Na medida em que eu me relaciono com algum instante, com algum acontecimento, e eu fico na exterioridade dele, eu fico no ordinário do acontecimento que é o fato. É o que o jornalismo trabalha: o fato, a notícia. É uma coisa recortada, é uma coisa opaca. Então ele diz que isso gera a ausência ou o vazio; a abertura do ponto, o buraco luminoso seria exatamente quando aquilo é o acontecimento, aquilo entra em acontecimento. E o acontecimento traz as outras séries que o produzem ou que coexistem com ele; aí sim eu estou na pura luz, o buraco se torna luminoso.
- Participante: branco.
Não é nem branco, é luz mesmo, pura luz.

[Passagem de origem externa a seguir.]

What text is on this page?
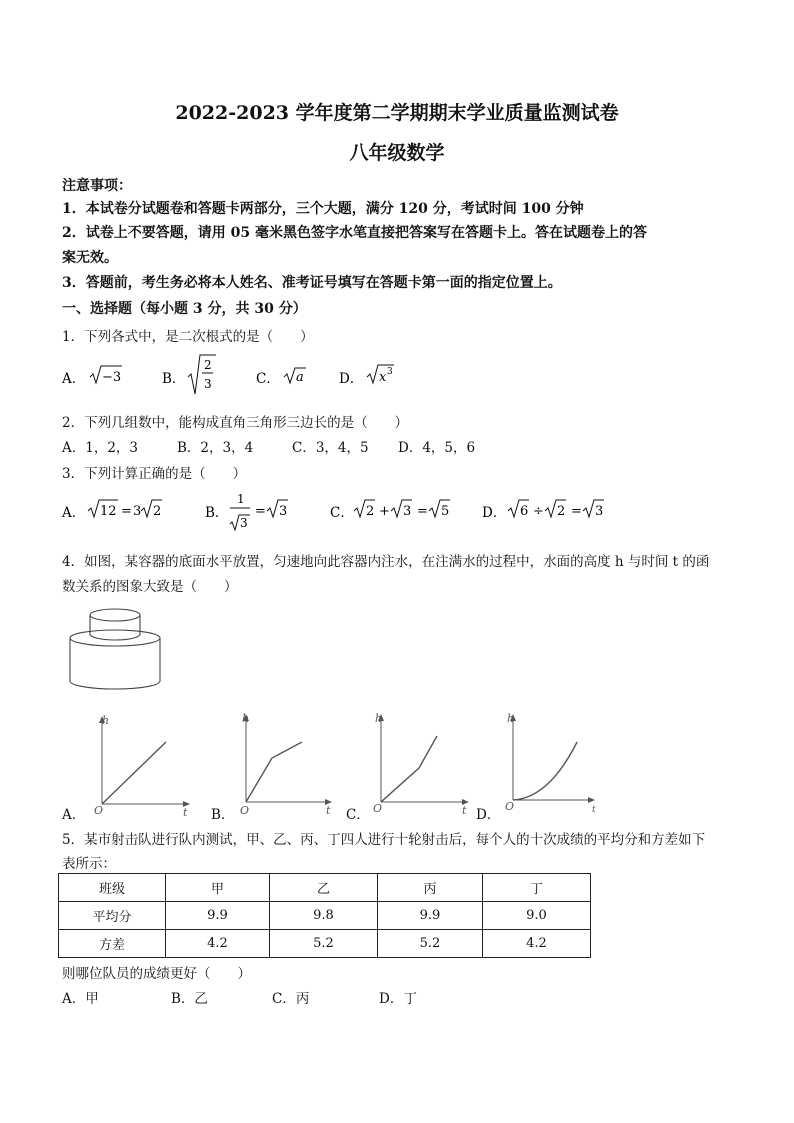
2022-2023 学年度第二学期期末学业质量监测试卷
八年级数学
注意事项：
1．本试卷分试题卷和答题卡两部分，三个大题，满分 120 分，考试时间 100 分钟
2．试卷上不要答题，请用 05 毫米黑色签字水笔直接把答案写在答题卡上。答在试题卷上的答
案无效。
3．答题前，考生务必将本人姓名、准考证号填写在答题卡第一面的指定位置上。
一、选择题（每小题 3 分，共 30 分）
1．下列各式中，是二次根式的是（　　）
A． −3	B．
2
3	C． a	D． x 3
2．下列几组数中，能构成直角三角形三边长的是（　　）
A．1，2，3	B．2，3，4	C．3，4，5 D．4，5，6
3．下列计算正确的是（　　）
A． 12 = 3 2	B．
1
3
= 3	C． 2 + 3 = 5 D． 6 ÷ 2 = 3
4．如图，某容器的底面水平放置，匀速地向此容器内注水，在注满水的过程中，水面的高度 h 与时间 t 的函
数关系的图象大致是（　　）
A．
h
t
O	B．
h
t
O	C．
h
t
O	D．
h
t
O
5．某市射击队进行队内测试，甲、乙、丙、丁四人进行十轮射击后，每个人的十次成绩的平均分和方差如下
表所示：
班级	甲	乙	丙	丁
平均分	9.9	9.8	9.9	9.0
方差	4.2	5.2	5.2	4.2
则哪位队员的成绩更好（　　）
A．甲	B．乙	C．丙	D．丁
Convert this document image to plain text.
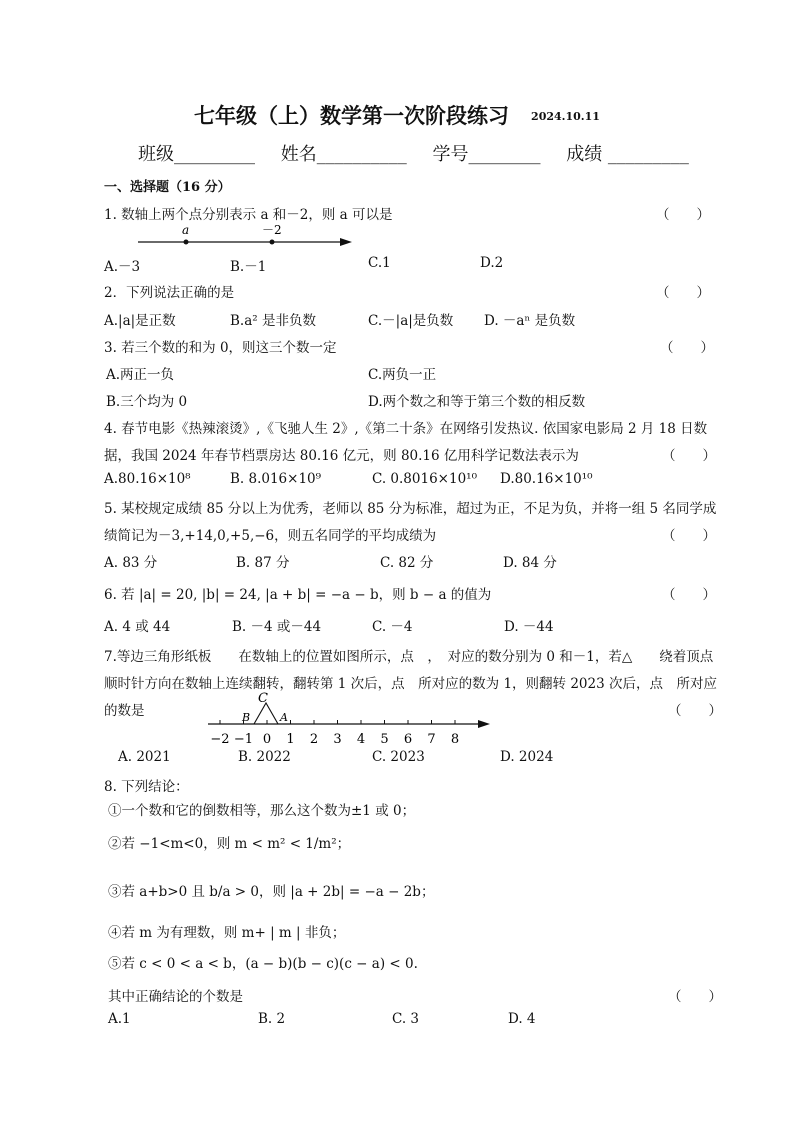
七年级（上）数学第一次阶段练习 2024.10.11
班级_________ 姓名__________ 学号________ 成绩 _________
一、选择题（16 分）
1. 数轴上两个点分别表示 a 和－2，则 a 可以是	（　　）
a	－2
A.－3	B.－1	C.1	D.2
2．下列说法正确的是	（　　）
A.|a|是正数	B.a² 是非负数	C.－|a|是负数 D. －aⁿ 是负数
3. 若三个数的和为 0，则这三个数一定	（　　）
A.两正一负	C.两负一正
B.三个均为 0	D.两个数之和等于第三个数的相反数
4. 春节电影《热辣滚烫》,《飞驰人生 2》,《第二十条》在网络引发热议. 依国家电影局 2 月 18 日数
据，我国 2024 年春节档票房达 80.16 亿元，则 80.16 亿用科学记数法表示为	（　　）
A.80.16×10⁸	B. 8.016×10⁹	C. 0.8016×10¹⁰ D.80.16×10¹⁰
5. 某校规定成绩 85 分以上为优秀，老师以 85 分为标准，超过为正，不足为负，并将一组 5 名同学成
绩简记为－3,+14,0,+5,−6，则五名同学的平均成绩为	（　　）
A. 83 分	B. 87 分	C. 82 分	D. 84 分
6. 若 |a| = 20, |b| = 24, |a + b| = −a − b，则 b − a 的值为	（　　）
A. 4 或 44	B. －4 或－44	C. －4	D. －44
7.等边三角形纸板　　在数轴上的位置如图所示，点　，　对应的数分别为 0 和－1，若△　　绕着顶点
顺时针方向在数轴上连续翻转，翻转第 1 次后，点　所对应的数为 1，则翻转 2023 次后，点　所对应
的数是	（　　）
C
B	A
−2 −1 0 1 2 3 4 5 6 7 8
A. 2021	B. 2022	C. 2023	D. 2024
8. 下列结论：
①一个数和它的倒数相等，那么这个数为±1 或 0；
②若 −1<m<0，则 m < m² < 1/m²；
③若 a+b>0 且 b/a > 0，则 |a + 2b| = −a − 2b；
④若 m 为有理数，则 m+ | m | 非负；
⑤若 c < 0 < a < b，(a − b)(b − c)(c − a) < 0.
其中正确结论的个数是	（　　）
A.1	B. 2	C. 3	D. 4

A luz aí não tem nem cor, a cor já é uma dobra da luz.
- Participante: porque a luz também pode ser negra.
A luz vem de uma fonte escura. O que é o buraco negro, por exemplo? Ele não tem superfície, ele não tem o ponto. Você não apreende o ponto de inflexão.
- Participante: ele não tem os três níveis lá, não é?
Ele está numa velocidade tal que não conseguimos apreender a vizinhança da sua singularidade, a vizinhança onde ele se expressaria; então tudo o que cai nele, entra numa velocidade e numa dimensão tal que ele não se mostra para nós.
- Participante: ele não se explica?
Ele se explica, ele se expressa, mas numa dimensão completamente desconhecida por nós.
- Participante: fora das três dimensões.
As três dimensões estão fora há muito tempo, as três dimensões não são nada. São ‘n’ dimensões. Assistam um filme chamado Solaris, do Tarkowski; vão ver o que é uma matéria se dobrando com ‘n’ dimensões.
Na aula que vem entramos em David Hume, que é um inglês que vai acabar com os princípios. Leibniz ainda multiplicou os princípios; em David Hume é puro desejo e crença, o universo vai ser isso para ele. E paixões.